米田の補題は、圏論でもっとも重要な定理です(繰り返し)
圏論は、数学の基礎理論です。いままで、万物の理論
といわれていましたが、数理科学 11月号では、なんと 万物・万事・万人のための数学理論とまでいわれるようになりました
このAdventCalendar は、体験的に圏論の最も重要な定理である米田の補題を体験的に理解してもらうためにかいています
参考にしているのは、圏論の道案内です
代数構造(モノイド、群)
いきなり数学的になります。いままで、圏のイメージを自然数の集合+加法にまかせてきました。まず、前提知識として、集合とはなにかです。集合はなんらかの要素(定義難しいです)からなり、どの要素も個性をもっていて、同じ要素かどうかが識別できます。そして、ある集合の要素(元とよびましょう)は、その集合に属するかどうかが判定できます。これが集合の定義ですね
自然数だけなら単なる集合ですが、ここに加法という演算をつけくわえると、代数構造をもちます。演算は、集合Mから、2つの順序ある対(A,B)を選びそれをなんらかの値Xをわりあてます。それで、演算の視点から、代数構造をみてみましょう。演算は∘で表現します。条件も A∘B = X ∈ M が基本です。だんだんと条件をきつくしていきます。
- マグマ (a,b)の結果x は、集合Mに含まれる 射でいう合成ですね。
- 半群 演算は結合則を満たしている (A∘B)∘C = A∘(B∘C)
- モノイド くわえて単位元Eがあります。A∘E = E∘A =A
- 群 逆元A(-1)がどの元に対しても存在する A(-1)∘A = A∘A(-1) = E
- (以下略)
モノイドは日本語で単系といいます。自然数 + 加法は モノイド 単系です。モノイドの中身は、圏の定義を満たしていますが、それでは射が対象間に一つしかありません。ここでは説明しませんが射は数学的に複数あったほうがいいので対象をモノイドそのものとして、一つにしてしまいます。同じ図ですがこんなかんじです
モノイドは、対象ひとつの素朴な代数構造で圏論で好んで使われています。逆元導入して、群にしたり、いろいろ条件をつけていきます。マグマや半群も対象にすることは可能ですが、あまりに素朴で数学的には面白くないのです。

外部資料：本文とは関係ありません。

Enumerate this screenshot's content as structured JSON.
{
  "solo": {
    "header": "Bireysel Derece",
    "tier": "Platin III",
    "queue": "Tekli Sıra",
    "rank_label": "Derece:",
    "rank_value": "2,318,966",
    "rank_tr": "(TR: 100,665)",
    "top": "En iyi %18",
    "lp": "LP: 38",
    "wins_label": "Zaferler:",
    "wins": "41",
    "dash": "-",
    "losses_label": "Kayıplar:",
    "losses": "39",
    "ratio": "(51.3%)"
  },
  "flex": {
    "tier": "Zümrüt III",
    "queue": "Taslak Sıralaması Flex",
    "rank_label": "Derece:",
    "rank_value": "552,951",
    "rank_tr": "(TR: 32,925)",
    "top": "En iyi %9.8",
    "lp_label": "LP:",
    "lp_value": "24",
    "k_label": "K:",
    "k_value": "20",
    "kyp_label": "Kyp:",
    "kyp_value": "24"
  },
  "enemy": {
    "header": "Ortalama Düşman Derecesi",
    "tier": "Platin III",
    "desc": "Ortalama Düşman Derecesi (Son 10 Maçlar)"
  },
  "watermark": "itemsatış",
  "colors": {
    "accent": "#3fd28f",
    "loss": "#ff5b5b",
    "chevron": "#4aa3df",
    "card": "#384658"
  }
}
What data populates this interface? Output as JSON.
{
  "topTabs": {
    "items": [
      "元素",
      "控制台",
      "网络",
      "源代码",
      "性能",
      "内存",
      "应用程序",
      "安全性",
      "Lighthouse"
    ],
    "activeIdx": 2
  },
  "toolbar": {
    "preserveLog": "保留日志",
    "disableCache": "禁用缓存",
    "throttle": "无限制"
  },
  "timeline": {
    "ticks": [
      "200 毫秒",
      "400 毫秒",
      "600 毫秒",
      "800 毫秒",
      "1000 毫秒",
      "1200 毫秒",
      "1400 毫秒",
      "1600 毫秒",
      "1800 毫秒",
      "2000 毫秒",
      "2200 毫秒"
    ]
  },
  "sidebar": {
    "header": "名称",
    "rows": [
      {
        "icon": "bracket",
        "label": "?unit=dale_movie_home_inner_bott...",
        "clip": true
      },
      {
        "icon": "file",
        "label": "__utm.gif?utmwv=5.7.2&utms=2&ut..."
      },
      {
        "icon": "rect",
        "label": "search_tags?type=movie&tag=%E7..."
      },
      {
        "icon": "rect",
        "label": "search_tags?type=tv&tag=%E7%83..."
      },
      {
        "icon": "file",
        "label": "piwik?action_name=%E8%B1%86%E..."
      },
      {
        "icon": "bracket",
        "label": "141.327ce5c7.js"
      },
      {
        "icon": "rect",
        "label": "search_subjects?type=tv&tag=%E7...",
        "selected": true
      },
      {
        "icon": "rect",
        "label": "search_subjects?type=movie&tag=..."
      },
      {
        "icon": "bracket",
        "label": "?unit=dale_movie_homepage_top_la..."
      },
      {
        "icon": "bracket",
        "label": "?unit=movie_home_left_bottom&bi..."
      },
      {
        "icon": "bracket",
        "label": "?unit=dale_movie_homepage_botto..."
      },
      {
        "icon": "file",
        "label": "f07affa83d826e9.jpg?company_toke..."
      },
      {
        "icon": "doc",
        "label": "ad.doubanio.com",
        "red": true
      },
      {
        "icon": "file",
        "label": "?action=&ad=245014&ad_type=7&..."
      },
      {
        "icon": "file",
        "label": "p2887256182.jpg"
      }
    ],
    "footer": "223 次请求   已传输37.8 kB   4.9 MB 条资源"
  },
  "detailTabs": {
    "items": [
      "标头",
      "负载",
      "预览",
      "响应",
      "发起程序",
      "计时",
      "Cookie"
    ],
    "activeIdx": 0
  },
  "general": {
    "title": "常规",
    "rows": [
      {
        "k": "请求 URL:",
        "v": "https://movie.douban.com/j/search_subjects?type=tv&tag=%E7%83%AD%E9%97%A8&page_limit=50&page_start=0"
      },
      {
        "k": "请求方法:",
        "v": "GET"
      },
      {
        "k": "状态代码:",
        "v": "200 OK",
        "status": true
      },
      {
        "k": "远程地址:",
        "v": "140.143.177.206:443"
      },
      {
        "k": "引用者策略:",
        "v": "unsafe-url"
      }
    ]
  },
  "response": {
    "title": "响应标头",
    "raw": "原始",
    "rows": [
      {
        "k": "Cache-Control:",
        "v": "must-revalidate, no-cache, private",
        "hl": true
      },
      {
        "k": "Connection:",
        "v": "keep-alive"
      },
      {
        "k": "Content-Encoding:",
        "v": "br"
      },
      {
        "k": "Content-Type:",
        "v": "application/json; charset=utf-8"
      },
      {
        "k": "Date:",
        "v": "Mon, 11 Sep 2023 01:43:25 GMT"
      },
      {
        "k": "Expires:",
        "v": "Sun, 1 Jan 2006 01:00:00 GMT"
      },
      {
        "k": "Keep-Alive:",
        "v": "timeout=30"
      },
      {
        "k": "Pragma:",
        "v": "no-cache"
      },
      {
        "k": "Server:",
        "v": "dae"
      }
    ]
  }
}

よくわからないけど、そうなんだとここまでのところは鵜呑みにしてください。この図を記憶にとどめておいてもらうと鵜呑みしやすくなるでしょう。
米田の補題川柳 図式ならモノイドすぐにおぼえるぞ
文章ではなかなか暗記できないのですが、図式だとすぐに暗記できますね。私達が矢印をつかうのは図式だと直感的に理解でき、すぐに暗記できるからです。でもよく使うのは単純な A -> B ばかりです。少し複雑な矢印を使うと時代になってもいいのではないでしょうか?